Age (weeks)	Genotype	Sex	Right eye (mmHg)	Left eye (mmHg)
12	WT	F	−0.1	−0.3
12	KO	F	−0.3	−0.7
12	WT	M	+0.8	+0.6
12	KO	M	−0.8	−1.5
24	WT	F	−0.7	+0.3
24	KO	F	+1.0	+0.5
24	WT	M	−1.3	−1.7
24	KO	M	+0.6	+1.1

IOP levels (n = 6 consecutive measurements per IOP value, 3 values/eye/day, 2 consecutive days) were recorded at the central cornea of awake mice. The difference between the mean IOP values on Days 1 and 2 in the right and left eyes of female and male WT and ArKO mice (n = 8/mice group) at 12 and 24 weeks of age are shown. The “−” symbol stands for “negative” (i.e. the group mean IOP value decreased from Day 1 to 2 by that amount). The “+” symbol stands for “positive” (i.e. the group mean IOP value increased from Day 1 to 2 by that amount).

RGC counting

At the termination of experiments, mice were sacrificed by CO2 inhalation, tissue was obtained to confirm genotype, and the vasculature was irrigated with phosphate-buffered saline (PBS). Eyes were removed, fixed in 4% paraformaldehyde for 2 hours, and then processed for the preparation of retinal flat mounts (cut into 4 quadrants[116,117]).
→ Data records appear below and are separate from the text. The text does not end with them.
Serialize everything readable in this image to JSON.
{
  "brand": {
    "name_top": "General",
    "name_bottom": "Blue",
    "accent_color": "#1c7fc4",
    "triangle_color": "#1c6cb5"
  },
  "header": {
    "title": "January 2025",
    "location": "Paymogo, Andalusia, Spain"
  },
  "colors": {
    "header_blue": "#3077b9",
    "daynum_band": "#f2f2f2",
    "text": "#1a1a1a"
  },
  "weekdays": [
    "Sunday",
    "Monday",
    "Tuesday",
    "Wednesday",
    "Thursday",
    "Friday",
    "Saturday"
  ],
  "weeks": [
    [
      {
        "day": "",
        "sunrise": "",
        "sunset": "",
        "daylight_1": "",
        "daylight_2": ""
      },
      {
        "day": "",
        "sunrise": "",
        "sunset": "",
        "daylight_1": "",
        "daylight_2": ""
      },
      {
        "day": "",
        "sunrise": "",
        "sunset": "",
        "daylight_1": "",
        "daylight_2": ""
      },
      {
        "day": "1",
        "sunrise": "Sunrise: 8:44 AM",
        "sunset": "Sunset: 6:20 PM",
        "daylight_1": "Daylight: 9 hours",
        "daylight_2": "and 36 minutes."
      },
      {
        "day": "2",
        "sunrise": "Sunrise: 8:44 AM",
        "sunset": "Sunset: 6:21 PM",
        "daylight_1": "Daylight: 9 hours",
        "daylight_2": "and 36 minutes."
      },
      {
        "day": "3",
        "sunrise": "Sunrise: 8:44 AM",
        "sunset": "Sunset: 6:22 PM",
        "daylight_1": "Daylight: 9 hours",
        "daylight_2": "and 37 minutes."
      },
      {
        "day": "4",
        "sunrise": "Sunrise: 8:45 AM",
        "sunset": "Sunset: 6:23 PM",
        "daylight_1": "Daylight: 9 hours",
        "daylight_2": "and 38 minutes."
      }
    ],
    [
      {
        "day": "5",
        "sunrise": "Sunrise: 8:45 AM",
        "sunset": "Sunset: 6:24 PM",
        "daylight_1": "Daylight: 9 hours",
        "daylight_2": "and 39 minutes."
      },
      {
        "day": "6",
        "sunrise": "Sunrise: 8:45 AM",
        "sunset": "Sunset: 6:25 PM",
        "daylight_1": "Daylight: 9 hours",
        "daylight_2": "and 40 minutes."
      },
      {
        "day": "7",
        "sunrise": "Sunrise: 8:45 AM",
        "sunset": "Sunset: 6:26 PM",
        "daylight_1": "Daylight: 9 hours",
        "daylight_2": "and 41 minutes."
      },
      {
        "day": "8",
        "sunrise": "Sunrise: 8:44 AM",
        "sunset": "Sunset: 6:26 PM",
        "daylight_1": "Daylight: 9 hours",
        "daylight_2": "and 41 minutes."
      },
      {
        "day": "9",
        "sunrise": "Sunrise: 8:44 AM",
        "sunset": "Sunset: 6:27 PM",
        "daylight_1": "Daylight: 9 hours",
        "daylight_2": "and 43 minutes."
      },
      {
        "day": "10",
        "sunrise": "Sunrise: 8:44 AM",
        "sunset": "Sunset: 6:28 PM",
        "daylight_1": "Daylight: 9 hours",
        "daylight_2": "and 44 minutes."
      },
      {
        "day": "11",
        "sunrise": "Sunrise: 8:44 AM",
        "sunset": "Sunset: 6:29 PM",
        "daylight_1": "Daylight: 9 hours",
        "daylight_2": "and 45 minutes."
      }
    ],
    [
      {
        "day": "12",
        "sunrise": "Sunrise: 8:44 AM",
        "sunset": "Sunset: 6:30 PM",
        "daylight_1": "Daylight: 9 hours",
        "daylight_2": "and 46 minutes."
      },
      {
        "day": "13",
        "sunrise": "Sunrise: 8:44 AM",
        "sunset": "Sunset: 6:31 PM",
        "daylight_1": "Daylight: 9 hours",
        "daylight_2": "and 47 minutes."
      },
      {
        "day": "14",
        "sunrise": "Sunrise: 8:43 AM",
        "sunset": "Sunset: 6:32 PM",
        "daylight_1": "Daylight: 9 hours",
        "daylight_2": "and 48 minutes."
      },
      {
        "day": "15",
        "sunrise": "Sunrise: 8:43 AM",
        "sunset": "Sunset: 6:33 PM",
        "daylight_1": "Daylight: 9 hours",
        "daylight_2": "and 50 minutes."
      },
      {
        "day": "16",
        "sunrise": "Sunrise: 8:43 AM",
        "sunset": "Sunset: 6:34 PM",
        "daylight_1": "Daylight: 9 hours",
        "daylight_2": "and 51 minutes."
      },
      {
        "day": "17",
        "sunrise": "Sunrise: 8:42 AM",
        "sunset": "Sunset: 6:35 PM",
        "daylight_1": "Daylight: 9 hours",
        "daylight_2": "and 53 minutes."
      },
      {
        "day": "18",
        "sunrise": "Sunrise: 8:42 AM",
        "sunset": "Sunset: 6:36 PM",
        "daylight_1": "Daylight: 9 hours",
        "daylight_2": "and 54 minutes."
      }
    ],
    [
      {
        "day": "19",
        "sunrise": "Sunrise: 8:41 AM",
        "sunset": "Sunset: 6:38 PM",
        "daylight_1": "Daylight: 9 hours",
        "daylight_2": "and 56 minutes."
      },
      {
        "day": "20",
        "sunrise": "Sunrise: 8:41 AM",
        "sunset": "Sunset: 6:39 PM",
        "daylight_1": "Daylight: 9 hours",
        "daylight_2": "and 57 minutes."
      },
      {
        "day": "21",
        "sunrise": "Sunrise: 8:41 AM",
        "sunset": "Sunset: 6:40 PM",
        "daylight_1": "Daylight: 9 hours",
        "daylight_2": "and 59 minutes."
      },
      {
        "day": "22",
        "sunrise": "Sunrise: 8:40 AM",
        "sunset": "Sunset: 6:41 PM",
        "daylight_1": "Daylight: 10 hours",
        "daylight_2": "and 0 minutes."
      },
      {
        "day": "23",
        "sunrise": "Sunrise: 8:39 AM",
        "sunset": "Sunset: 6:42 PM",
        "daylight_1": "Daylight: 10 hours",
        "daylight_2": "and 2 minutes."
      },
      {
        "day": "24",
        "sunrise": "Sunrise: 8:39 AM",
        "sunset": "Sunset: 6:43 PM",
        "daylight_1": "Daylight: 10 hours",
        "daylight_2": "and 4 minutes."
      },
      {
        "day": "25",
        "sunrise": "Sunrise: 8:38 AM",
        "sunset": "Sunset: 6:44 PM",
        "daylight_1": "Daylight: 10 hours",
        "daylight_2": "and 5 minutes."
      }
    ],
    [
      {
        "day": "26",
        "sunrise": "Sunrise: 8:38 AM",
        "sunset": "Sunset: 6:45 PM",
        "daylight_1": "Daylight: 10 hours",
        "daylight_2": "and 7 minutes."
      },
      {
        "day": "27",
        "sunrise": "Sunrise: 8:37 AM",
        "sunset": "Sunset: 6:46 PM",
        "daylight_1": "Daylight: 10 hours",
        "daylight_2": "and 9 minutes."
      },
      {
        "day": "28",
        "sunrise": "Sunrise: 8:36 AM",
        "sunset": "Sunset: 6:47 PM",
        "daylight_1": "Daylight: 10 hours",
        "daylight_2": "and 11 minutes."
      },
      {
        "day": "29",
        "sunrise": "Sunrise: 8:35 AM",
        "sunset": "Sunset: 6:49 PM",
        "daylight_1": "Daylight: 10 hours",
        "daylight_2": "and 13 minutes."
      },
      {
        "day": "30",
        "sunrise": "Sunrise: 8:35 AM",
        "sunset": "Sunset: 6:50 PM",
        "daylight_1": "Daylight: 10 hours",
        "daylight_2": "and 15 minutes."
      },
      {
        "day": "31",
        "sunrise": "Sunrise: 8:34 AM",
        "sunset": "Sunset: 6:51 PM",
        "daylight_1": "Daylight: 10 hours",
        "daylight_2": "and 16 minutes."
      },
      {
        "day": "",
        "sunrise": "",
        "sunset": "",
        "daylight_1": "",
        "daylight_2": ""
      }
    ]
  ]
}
Retinal samples were permeated with 0.5% Triton X-100 for 15 minutes at −80 °C, exposed to mouse anti-mouse Brn3a antibody (Millipore; diluted 1:200 in blocking buffer [2% bovine serum albumin and 2% Triton]) overnight at 4 °C, then incubated with donkey anti-mouse IgG antibody (Millipore; diluted 1:200 in blocking buffer) for 2 hours at room temperature. The use of the mouse anti-mouse Brn3a antibody for the identification of RGCs in mouse retinal sections has previously been described[118,119]. Samples were then mounted and RGCs were imaged with a confocal microscope (Leica TCS SP5 CLSM, zoom = 800 fold). RGCs were counted manually in 3 random areas along the centerline of each quadrant (total = 3 counts/quadrant, 12 counts/retina). More specifically, we used the optic nerve head as the origin with 3 standard regions distributed at 1-mm intervals along the central line of each quadrant. The area of each region at 800x magnification equaled 0.037 mm2. This analytical approach permitted us to account for retinal eccentricity. Overall, we optimized the techniques for the identification of mouse RGCs (Fig. 3).

Figure 3

Immunohistochemical identification of mouse RGCs. Retinal samples were mounted and RGCs imaged with a confocal microscope. Cells were counted manually in 3 random areas along the centerline of each quadrant (total = 3 counts/quadrant, 12 counts/retina). RGCs were clearly visible by using a primary anti-Brn3a antibody and a secondary anti-IgG antibody.

Statistical analyses

Normality of the data was confirmed by using the Shapiro-Wilk and Kolmogorov-Smirnov tests. Unless otherwise noted, IOP and RGC comparisons were performed with two-tailed Student’s t-tests. A P < 0.05 was considered significant. Data are provided as the mean and standard error. All statistical analyses were performed with SPSS (IBM, Armonk, New York) and/or Prism 7 (GraphPad Software, Inc., La Jolla, CA).

Data availability statement

All data generated or analyzed during this study are included in this published article.